Samstag, 17. Juli 2010

Moon | Filmkritik

Ein Jahr zu spät kommt dieser vielfach preisgekrönte Debütfilm des Briten Duncan Jones in die deutschen Kinos, denn der 40. Geburtstag der ersten Mondlandung (alle Verschwörungstheorien inklusive „Capricorn One“ einmal beiseite gelassen) war bekanntlich bereits 2009. Trotzdem darf man mehr als froh sein, dass es „Moon“ überhaupt auf die hiesigen Leinwände geschafft hat und nicht zur traurigen DVD-Premiere geworden ist. Doch nur wer jemals die seltene Gelegenheit hatte, eines der Vorbilder dieses nostalgischen Space-Movies im Programmkino (statt auf dem TV-Bildschirm) zu sehen, kann nachvollziehen, was für ein Geschenk dieser mit ganzem Herzblut gemachte Indie-Film eigentlich ist.

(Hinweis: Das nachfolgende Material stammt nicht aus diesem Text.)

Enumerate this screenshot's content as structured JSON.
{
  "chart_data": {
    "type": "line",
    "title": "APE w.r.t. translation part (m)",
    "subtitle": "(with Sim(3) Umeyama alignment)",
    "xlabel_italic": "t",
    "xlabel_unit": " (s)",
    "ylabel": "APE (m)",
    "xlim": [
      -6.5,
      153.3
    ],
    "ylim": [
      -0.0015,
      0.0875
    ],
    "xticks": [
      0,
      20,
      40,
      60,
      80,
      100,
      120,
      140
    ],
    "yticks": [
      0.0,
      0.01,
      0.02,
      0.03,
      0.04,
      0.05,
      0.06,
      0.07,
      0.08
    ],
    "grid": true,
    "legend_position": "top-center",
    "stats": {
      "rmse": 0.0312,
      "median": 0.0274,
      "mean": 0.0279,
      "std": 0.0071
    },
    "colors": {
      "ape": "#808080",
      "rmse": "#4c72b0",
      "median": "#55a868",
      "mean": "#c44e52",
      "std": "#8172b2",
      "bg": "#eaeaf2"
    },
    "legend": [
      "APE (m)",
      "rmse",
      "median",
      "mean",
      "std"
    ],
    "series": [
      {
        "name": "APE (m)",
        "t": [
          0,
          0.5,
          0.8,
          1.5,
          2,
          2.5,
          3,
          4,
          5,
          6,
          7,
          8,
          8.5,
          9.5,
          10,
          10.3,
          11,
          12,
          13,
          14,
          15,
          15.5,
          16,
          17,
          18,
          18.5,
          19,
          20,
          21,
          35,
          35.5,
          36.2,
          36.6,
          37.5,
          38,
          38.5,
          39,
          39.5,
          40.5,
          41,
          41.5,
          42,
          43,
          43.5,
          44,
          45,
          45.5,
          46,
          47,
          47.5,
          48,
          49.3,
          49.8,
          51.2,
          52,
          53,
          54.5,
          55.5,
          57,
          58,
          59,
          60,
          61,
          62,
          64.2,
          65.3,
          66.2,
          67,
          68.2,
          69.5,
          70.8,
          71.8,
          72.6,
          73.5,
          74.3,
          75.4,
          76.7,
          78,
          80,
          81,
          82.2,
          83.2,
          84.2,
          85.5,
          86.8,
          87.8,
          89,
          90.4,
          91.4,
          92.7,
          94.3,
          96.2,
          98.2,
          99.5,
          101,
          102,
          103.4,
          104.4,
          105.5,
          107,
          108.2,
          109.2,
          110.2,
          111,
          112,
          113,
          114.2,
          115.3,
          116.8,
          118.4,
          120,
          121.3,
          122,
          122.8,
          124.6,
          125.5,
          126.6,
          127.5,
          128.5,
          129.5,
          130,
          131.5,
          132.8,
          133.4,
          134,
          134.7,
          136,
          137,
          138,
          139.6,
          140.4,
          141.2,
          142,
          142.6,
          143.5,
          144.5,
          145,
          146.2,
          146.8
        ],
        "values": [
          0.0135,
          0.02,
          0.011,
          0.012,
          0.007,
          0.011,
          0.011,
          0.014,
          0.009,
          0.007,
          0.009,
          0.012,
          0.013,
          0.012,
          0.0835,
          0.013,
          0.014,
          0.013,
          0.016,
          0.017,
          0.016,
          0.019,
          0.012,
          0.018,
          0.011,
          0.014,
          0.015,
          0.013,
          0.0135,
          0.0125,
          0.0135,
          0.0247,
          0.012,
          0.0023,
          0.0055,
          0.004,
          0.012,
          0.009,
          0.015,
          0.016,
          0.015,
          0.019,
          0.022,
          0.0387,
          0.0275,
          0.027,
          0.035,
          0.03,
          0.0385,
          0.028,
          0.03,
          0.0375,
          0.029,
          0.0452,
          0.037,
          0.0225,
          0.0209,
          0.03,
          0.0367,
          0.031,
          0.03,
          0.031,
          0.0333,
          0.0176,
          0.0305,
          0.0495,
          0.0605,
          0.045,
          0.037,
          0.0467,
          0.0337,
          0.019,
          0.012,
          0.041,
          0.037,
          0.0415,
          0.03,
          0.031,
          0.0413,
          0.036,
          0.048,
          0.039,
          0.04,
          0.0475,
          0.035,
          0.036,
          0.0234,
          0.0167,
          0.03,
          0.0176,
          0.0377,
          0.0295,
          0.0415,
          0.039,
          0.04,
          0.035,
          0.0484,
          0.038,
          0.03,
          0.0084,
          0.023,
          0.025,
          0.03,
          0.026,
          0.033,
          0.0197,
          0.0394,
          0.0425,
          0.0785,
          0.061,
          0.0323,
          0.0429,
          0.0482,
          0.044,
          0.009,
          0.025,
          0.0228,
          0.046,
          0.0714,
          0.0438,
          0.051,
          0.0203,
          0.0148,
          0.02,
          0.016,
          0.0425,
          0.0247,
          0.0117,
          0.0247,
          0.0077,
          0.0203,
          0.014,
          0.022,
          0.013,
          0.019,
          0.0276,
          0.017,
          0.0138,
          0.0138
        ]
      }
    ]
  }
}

Wer Scifi hingegen ausschließlich mit CGI-Orgien, Aliens und technischen Spielerein in Verbindung bringen kann, bekommt hier die einmalige Gelegenheit, das Genre von einer ganz anderen Seite kennen zu lernen – und dabei für kurze Zeit ins Weltall-Kino der frühen 70er Jahre zu reisen, bevor der Krieg der Sterne ausbrach.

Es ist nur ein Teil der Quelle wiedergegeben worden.